Le contexte : Un principe de rigueur tempéré

 

Avant cette décision, la jurisprudence imposait une barrière stricte : une expertise amiable ne pouvait jamais constituer l’unique preuve d’un préjudice.

 

Pour appuyer ce constat, les tribunaux se référaient systématiquement à plusieurs arrêts fondateurs :

  • L’arrêt de Chambre mixte du 28 septembre 2012 (n° 11-18.710) : C’est l’arrêt de principe. Si le juge ne peut refuser d’examiner une expertise amiable régulièrement versée aux débats, il ne peut en revanche se fonder exclusivement sur elle.
  • L’arrêt de la 3ème chambre civile du 14 mai 2020 (n° 19-16.278) : La Cour avait étendu cette interdiction aux expertises amiables dites « contradictoires », rappelant que sans élément de preuve complémentaire, le juge ne pouvait se fonder exclusivement dessus.

 

L’affaire du 8 janvier 2026 : Le contrat fait la loi des parties

 

Dans cette affaire, la Cour d’appel de Besançon avait condamné un professionnel de la construction à indemniser des maîtres d’ouvrage pour leurs préjudices financiers et de jouissance.
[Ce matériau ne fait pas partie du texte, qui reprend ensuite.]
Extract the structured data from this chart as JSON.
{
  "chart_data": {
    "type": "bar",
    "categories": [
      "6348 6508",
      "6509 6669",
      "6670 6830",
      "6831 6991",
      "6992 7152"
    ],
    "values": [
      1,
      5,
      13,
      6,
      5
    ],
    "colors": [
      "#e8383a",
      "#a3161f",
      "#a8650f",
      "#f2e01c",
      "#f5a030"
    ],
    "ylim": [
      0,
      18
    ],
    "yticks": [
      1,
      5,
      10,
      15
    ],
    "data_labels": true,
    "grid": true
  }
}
Pour fixer le montant de ces réparations, les juges s’étaient appuyés exclusivement sur les conclusions d’un rapport d’expertise amiable.

 

Saisissant la Cour de cassation, le maître d’œuvre contestait cette décision en invoquant la jurisprudence traditionnelle : selon lui, un rapport non judiciaire ne pouvait constituer l’unique preuve d’une condamnation. Il s’appuyait notamment sur la violation de l’article 16 du code de procédure civile, relatif au principe du contradictoire, et de l’article 6, § 1, de la Convention Européenne de Sauvegarde des Droits de l’Homme et des Libertés Fondamentales garantissant le droit à un procès équitable. Il soutenait qu’une expertise amiable, dépourvue de caractère judiciaire, ne possédait pas une valeur probante suffisante pour justifier seule une condamnation.
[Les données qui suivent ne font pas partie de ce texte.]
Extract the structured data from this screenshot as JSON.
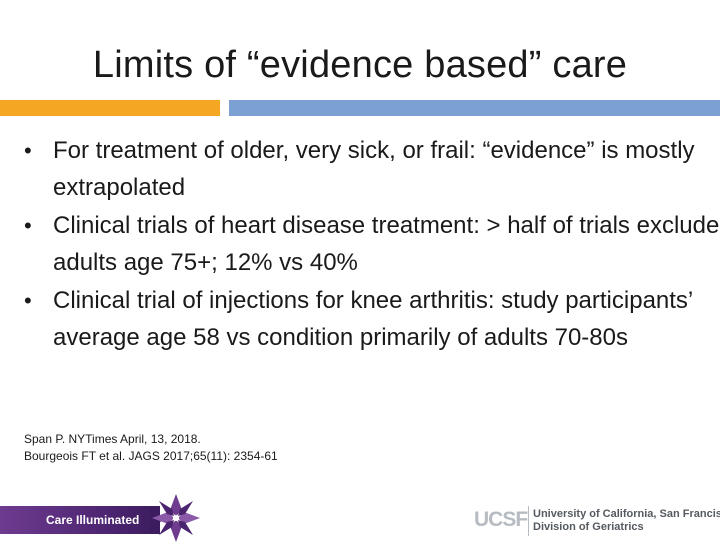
{
  "slide": {
    "title": "Limits of “evidence based” care",
    "bullet_symbol": "•",
    "bullets": [
      "For treatment of older, very sick, or frail: “evidence” is mostly extrapolated",
      "Clinical trials of heart disease treatment: > half of trials exclude adults age 75+; 12% vs 40%",
      "Clinical trial of injections for knee arthritis: study participants’ average age 58 vs condition primarily of adults 70-80s"
    ],
    "references": [
      "Span P. NYTimes April, 13, 2018.",
      "Bourgeois FT et al. JAGS 2017;65(11): 2354-61"
    ]
  },
  "footer": {
    "left_label": "Care Illuminated",
    "right_mark": "UCSF",
    "right_line1": "University of California, San Francisco",
    "right_line2": "Division of Geriatrics"
  },
  "colors": {
    "accent_orange": "#f5a623",
    "accent_blue": "#7aa1d2",
    "band_purple": "#4b2470"
  },
  "icons": {
    "logo": "care-illuminated-star-icon"
  }
}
La Haute Juridiction rejette ses arguments et valide la décision d’appel en soulignant une nuance déterminante : l’expertise n’était pas le fruit d’une initiative isolée, mais avait été « diligentée en application du contrat conclu par les parties par un expert choisi d’un commun accord ».

 

La portée de l’arrêt : Quelles conséquences ?

 

  1. L’autonomie de l’expertise contractuelle : Si l’expert est désigné d’un commun accord dès le départ, son rapport est assimilé, en termes de force probante, à une expertise judiciaire. Le juge n’a plus l’obligation de chercher des preuves de « corroboration« .
  2. La valorisation des clauses de règlement amiable : La Cour sanctuarise la volonté des parties. Si vous signez une clause prévoyant un expert commun, vous acceptez par avance que ses conclusions puissent s’imposr à vous devant le juge.
  3. Célérité et économie procédurale : Cet arrêt permet d’éviter le recours systématique à l’expertise judiciaire (souvent longue et coûteuse) lorsque les parties ont déjà organisé leur propre expertise de manière consensuelle.

 

Ce qu’il faut retenir pour vos contrats

 

Cette décision incite à la rédaction de clauses précises de règlement des litiges. La clause validée par la Cour imposait aux parties de « recourir à un expert choisi d’un commun accord ». C’est cette dimension consensuelle et contractuelle qui donne au rapport sa pleine force juridique.